“No More Cane on the Brazos” or Affordable Housing in Austin

Image Credit
Illustration by M. Scott Byers
The local affordability crisis is part of the national inequality crisis.

How hard is it to find affordable housing these days? Let’s start in Sugar Land, where the old bones of more than 30 newly disinterred, turn-of-the-20th-century prison inmates can no longer afford their final resting places.

The bodies have to move to make way for the local school district’s “new career center.” Figures. The poor souls no doubt finished their careers as forced labor convicts, the sort who sang as they worked, “No more cane on the Brazos,” where you can “find a dead man on every road.”

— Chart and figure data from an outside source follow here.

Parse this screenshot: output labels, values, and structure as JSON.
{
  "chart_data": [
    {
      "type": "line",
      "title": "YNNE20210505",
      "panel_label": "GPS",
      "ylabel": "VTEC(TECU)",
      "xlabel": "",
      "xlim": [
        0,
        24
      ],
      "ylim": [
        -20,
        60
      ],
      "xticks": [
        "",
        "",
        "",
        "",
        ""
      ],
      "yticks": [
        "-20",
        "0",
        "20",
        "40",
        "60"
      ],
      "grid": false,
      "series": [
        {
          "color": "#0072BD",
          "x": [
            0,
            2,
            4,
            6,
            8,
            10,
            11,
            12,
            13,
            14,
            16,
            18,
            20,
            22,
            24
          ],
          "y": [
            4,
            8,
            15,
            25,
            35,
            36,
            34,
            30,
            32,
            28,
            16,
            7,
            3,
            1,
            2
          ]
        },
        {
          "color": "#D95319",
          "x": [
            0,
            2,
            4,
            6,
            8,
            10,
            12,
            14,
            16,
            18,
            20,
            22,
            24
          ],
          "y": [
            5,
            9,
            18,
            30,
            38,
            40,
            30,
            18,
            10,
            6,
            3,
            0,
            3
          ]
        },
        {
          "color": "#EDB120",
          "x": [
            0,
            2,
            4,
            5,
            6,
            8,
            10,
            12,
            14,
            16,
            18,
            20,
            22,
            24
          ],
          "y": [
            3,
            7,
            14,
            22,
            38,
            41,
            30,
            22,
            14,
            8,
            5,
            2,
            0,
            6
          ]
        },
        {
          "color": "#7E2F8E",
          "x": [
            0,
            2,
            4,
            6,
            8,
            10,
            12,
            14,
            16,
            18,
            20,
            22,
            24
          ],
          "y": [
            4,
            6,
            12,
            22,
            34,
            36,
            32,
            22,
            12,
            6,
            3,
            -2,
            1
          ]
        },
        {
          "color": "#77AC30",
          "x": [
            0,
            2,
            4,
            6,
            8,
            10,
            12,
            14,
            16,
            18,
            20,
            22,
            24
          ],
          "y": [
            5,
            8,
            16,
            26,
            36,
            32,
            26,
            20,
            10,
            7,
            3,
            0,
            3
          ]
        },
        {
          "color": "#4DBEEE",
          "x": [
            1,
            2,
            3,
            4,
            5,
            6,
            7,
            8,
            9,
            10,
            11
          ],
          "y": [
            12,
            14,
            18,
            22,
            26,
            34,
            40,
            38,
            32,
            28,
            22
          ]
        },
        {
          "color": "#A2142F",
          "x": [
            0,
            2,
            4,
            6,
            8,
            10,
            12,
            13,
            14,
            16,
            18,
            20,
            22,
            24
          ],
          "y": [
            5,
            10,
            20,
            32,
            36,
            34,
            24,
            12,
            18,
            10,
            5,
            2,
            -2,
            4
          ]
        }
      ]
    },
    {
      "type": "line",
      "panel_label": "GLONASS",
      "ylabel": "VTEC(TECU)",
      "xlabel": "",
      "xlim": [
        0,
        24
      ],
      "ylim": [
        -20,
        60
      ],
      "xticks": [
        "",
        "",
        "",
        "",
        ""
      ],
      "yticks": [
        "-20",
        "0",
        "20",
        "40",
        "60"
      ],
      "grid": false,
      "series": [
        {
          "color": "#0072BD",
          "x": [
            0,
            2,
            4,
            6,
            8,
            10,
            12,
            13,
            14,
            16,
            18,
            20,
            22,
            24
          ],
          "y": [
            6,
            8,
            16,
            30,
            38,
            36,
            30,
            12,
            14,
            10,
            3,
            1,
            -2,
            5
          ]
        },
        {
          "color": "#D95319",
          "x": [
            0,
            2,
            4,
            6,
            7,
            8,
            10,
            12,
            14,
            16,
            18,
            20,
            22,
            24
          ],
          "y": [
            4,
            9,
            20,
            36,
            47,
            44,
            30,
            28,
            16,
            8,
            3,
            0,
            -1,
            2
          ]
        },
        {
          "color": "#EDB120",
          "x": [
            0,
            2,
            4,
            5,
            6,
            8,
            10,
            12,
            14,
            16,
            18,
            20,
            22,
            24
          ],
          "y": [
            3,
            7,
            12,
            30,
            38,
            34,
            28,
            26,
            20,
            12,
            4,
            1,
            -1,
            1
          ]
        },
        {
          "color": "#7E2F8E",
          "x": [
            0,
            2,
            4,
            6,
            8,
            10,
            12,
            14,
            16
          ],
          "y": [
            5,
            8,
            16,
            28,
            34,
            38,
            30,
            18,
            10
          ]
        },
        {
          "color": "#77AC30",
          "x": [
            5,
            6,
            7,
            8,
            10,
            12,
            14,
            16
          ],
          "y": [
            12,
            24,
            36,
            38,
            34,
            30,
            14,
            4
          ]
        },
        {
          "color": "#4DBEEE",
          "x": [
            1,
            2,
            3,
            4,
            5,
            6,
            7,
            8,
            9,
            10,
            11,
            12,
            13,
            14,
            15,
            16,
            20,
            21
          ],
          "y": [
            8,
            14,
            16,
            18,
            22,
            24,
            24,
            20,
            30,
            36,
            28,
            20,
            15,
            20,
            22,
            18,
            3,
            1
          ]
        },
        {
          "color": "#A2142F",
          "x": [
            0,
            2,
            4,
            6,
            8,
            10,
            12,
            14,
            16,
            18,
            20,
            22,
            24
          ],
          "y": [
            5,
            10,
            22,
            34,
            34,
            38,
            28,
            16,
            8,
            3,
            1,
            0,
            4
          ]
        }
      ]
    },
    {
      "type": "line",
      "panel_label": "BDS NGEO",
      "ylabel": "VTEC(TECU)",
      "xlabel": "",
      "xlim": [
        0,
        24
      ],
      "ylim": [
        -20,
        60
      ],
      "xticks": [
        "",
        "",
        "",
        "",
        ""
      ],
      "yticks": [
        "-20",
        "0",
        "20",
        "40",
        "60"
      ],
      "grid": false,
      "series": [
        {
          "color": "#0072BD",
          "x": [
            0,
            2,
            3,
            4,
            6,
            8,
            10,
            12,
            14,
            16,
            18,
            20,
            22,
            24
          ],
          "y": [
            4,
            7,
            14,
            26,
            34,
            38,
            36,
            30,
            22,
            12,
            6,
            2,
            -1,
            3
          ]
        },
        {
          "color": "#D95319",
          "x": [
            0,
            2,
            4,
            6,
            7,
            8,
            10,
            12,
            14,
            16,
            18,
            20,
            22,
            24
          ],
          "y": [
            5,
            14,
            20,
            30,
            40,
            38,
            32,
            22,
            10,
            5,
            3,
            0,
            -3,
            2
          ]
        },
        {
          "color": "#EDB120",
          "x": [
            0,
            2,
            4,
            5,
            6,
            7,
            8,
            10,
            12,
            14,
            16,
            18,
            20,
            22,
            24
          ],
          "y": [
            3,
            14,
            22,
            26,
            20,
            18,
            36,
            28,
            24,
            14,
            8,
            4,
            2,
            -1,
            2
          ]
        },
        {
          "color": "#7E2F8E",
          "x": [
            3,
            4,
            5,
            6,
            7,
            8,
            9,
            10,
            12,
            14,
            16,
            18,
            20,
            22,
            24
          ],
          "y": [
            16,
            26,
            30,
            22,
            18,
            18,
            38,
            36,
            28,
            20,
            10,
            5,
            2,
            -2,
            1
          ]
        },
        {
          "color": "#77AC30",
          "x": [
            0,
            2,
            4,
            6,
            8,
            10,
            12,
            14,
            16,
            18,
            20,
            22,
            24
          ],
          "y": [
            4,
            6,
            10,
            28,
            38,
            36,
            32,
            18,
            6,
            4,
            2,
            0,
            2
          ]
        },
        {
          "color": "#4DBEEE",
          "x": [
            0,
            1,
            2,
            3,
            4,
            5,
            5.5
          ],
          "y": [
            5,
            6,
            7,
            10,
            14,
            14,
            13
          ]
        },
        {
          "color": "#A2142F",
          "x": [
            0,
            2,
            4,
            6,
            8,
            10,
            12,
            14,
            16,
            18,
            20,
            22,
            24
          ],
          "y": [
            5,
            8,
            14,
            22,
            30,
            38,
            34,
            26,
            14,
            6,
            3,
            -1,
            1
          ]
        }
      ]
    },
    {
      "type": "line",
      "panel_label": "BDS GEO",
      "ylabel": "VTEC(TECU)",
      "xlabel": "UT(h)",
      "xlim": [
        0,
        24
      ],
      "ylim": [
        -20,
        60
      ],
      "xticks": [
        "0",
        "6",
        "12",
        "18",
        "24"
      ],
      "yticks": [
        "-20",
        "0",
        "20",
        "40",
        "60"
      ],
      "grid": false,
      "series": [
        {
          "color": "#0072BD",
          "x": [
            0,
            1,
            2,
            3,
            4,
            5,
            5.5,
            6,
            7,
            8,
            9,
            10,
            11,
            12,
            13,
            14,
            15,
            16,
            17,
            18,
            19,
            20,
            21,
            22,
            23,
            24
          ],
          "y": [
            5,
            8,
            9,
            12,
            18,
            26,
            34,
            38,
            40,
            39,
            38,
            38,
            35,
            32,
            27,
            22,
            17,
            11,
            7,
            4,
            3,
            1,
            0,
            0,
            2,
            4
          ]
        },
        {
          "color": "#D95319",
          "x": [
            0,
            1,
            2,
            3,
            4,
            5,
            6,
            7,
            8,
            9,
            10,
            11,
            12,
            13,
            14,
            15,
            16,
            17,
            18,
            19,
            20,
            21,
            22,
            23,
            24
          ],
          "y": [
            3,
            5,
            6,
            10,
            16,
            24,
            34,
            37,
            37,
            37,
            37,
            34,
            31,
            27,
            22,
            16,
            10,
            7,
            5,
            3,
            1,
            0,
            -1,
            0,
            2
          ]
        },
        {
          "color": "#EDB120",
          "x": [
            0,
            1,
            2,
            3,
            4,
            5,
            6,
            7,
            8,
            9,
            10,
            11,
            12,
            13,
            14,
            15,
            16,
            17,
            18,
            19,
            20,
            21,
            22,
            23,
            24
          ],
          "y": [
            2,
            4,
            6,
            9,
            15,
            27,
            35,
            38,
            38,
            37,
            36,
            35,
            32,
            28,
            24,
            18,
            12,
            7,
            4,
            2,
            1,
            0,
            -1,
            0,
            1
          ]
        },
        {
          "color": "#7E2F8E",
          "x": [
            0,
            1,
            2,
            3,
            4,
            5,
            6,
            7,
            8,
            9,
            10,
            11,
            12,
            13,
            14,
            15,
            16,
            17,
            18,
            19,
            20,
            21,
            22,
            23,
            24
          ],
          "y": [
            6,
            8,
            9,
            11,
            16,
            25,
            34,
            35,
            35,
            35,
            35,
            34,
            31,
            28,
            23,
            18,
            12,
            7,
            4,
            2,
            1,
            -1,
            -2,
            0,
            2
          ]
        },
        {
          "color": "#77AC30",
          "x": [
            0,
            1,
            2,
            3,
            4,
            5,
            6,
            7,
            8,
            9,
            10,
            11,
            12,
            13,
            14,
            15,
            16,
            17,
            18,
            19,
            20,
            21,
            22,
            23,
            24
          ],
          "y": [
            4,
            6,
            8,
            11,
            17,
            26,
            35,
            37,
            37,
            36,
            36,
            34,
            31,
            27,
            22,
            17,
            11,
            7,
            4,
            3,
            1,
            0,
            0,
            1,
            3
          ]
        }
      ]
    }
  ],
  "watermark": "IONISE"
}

In Austin, as in so many urban areas in Texas and around the country, people are experiencing a so-called “housing cost burden.” That’s think-tank jargon for “the rent is too damn high!” We’re all going to need new careers if we want to keep living in the city.

Here’s Austin, a prosperous city experiencing a building boom at a time of full employment and a healthy economy. And people can’t afford to live here. This isn’t what we meant by “Keep Austin Weird.”

The crisis is hitting the middle class, minority neighborhoods, and enclaves of musicians and artists. In other words, it’s the soul of the city that’s hurting. Good luck to the rest of us who will either save its soul or try to thrive without it.

Who do we blame? What to do we do?

First, let’s recognize that the local affordability crisis is part of the national inequality crisis. It’s no longer the rich get richer. The multiple-home rich already got richer while the middle-class and poor – those who seek only one modest home – are getting shooed from town away all the way to their graves.

These large-scale economic forces are exacerbated in places like Austin, where unrealistic, no-growth advocates think, “If we don’t build it, they won’t come.” Well, Austin didn’t build adequate roads, public transportation or housing — and the people came anyway.

No, the no-growth attitude didn’t stop the already-affluent from moving here to enjoy the Austin lifestyle they’d heard so much about. But it is forcing the less affluent — the soul of the city, as noted above — to head for the hills.

This article originally appeared in the Austin American-Statesman. Glenn W. Smtih is a senior strategist for Progress Texas. 

Well, not the hills. Those are already full of McMansions. Think of the Balcones Fault as a “big, beautiful wall” — so to speak — keeping the less fortunate to the flatlands through, uh, no fault of their own.

We can’t let state government off the hook either. Many here in Austin and other urban areas of Texas will point to skyrocketing property taxes as a culprit in the affordability crisis. Well, those local rates have gone up because the Republicans in charge of state government have grossly underfunded public schools, abandoned public health care to local taxpayers and failed to meet infrastructure responsibilities.

There is good news, however. Let’s start with Austin-area voters. In 2017, the voters approved Travis County roads, parks, and greenspace bonds by more than 70 percent. They also approved Austin Independent School District bonds by more than 70 percent. Clearly, Austin voters are in a “prepare for the future” frame of mind.

The unholy alliance of no-growthers and conservative “aginners” appears to be breaking down under the weight of overburdened infrastructure, overcrowded streets and unaffordable housing.

Also, both the city of Austin and Travis County appear to be moving in the right direction. The city’s Strategic Housing Blueprint is bold and thorough. Of course, it’s just a blueprint — and we can’t build homes or drive on blueprints. But it’s a vision, and a good one.

As noted, Travis County is doing its part. For instance, the Commissioners Court in 2016 approved creation of Public Improvement Districts to prepare for growth with attention to parks, mass transit, employment opportunities and affordable housing.

We’re all going to have to fight for changes in state leadership and state law, though there’s plenty to do locally in the meantime.

In the end, it’s up to us to save the soul of the city. Recent election results show we’re ready to take the hammers in our hands and build an urban area for all of us. It’s only about saving our soul. No pressure.